Brecht: There are two types of audits: comprehensive audits that involve all patients and HCCs in an MAO contract, and condition-specific audits, which involve focused documentation reviews for specific HCCs. The need for the second type of audit can be determined by analyzing upticks in HCCs submitted to CMS by MAOs in a particular region or health care system. CMS can then focus on certain conditions associated with suspected overpayments. There are challenges to CMS’ ability to recover identified overpayments, as evidenced by the paucity of CMS’ recovery ($3.4 million) when compared to the potential overpayments for 2007 alone ($128 million). Thus, RACs can assist in identifying overpayments, particularly when there are spikes in specific diagnoses/HCCs, and when on closer review, these diagnoses are not supported by patient records. However, first, CMS must be committed to funding robust RAC audits, and second, to actually recouping these funds from MAOs.

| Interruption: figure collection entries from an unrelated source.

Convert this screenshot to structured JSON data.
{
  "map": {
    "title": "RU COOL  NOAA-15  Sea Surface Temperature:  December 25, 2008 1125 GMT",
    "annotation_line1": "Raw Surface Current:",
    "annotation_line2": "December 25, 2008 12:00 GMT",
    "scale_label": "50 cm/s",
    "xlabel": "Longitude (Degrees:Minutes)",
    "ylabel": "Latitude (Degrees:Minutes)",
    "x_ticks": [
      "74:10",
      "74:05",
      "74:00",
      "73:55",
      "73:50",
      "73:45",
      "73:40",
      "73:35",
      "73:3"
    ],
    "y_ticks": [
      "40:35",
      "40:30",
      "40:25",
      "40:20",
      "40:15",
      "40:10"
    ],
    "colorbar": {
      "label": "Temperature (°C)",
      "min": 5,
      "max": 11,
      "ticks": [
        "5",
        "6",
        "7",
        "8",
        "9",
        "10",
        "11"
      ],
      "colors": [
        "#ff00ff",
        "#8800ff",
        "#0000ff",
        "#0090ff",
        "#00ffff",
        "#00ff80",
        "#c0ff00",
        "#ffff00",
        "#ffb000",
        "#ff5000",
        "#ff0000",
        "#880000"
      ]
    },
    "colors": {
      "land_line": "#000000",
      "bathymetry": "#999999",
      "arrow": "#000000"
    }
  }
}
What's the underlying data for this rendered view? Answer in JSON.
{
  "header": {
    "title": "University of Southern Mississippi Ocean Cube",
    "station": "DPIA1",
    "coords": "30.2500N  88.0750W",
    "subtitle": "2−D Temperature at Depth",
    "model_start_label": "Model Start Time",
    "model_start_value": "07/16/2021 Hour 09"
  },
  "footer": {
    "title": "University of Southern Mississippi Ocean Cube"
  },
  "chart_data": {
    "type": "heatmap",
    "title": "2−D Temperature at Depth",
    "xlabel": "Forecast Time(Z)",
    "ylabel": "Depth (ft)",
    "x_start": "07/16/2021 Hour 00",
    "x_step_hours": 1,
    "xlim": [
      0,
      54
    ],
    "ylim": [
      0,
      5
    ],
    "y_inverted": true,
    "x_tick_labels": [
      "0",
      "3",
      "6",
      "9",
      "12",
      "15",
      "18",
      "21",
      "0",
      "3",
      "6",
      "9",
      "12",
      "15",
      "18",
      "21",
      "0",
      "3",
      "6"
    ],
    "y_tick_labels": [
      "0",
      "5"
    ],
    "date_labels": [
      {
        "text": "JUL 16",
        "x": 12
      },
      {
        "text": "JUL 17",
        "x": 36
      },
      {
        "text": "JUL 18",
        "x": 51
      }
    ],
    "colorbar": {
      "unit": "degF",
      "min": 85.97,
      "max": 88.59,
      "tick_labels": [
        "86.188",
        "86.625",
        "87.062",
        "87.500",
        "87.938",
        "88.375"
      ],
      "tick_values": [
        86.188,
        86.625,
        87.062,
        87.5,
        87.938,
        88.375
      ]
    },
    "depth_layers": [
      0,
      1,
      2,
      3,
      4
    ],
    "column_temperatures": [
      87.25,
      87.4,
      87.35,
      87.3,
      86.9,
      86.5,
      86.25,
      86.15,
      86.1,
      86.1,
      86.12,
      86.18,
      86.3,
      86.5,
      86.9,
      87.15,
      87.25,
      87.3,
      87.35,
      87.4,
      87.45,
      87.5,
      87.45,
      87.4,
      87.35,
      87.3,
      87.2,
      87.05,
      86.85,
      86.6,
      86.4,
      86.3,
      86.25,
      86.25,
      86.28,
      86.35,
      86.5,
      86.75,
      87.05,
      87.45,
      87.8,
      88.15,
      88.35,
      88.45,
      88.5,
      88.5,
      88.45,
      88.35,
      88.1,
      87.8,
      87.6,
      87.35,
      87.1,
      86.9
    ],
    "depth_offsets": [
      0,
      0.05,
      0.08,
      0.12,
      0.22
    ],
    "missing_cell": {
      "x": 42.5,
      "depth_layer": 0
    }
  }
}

The most recent intervention in the FCA case against United Healthcare certainly sends a strong signal that CMS is taking the issue seriously.

WK: What advice would you give MAOs to avoid overpayments by ensuring that the diagnosis codes submitted to CMS for risk adjustment scores are accurate and supported by medical documentation?

Brecht: MAOs should develop robust compliance and auditing programs geared toward uncovering upcoding for diagnoses that relate to reimbursable HCCs. MAOs also should ensure that they are monitoring the diagnoses submitted by providers. For example, if a provider has a long history with a particular population of patients and, suddenly, those patients are being diagnosed with conditions that lead to higher reimbursements, this should be a signal that an audit of the underlying patient records is in order.

A couple of years ago, while speaking on a panel focused on Medicare managed care fraud, I had suggested that MAOs could issue a notice to patients each time they were given a new diagnosis, with an invitation to the patient to report to the MAO that they are not being treated for that condition. This would be another opportunity for MAOs to ensure that the medical record, the diagnosis, and the treatment are in line with data related to payment that is submitted to CMS. The response I received from an industry consultant was that that was somehow dangerous – for the patient to know precisely what their diagnoses are.

Conclusion

MAOs must provide the sufficient medical documentation to support the diagnoses it submits for CMS to establish risk scores. In addition, they need to develop robust compliance and auditing programs to uncover upcoding for diagnoses before submitting the diagnoses to CMS. If not, MAOs may continue to face challenges from the government and lawsuits alleging FCA violations.

As recommended by the GAO, CMS must be able to ensure that: (1) its risk adjustment process and audits confirm the completeness and accuracy of MAO encounter data; (2) it is performing statistical analyses to detect more complex validity issues; and (3) it is timely reviewing medical records to verify diagnoses and services within the data. Furthermore, as mandated by the ACA, CMS should engage RACs to review MA payments. Finally, CMS must provide assurances that it will recover MAO overpayments.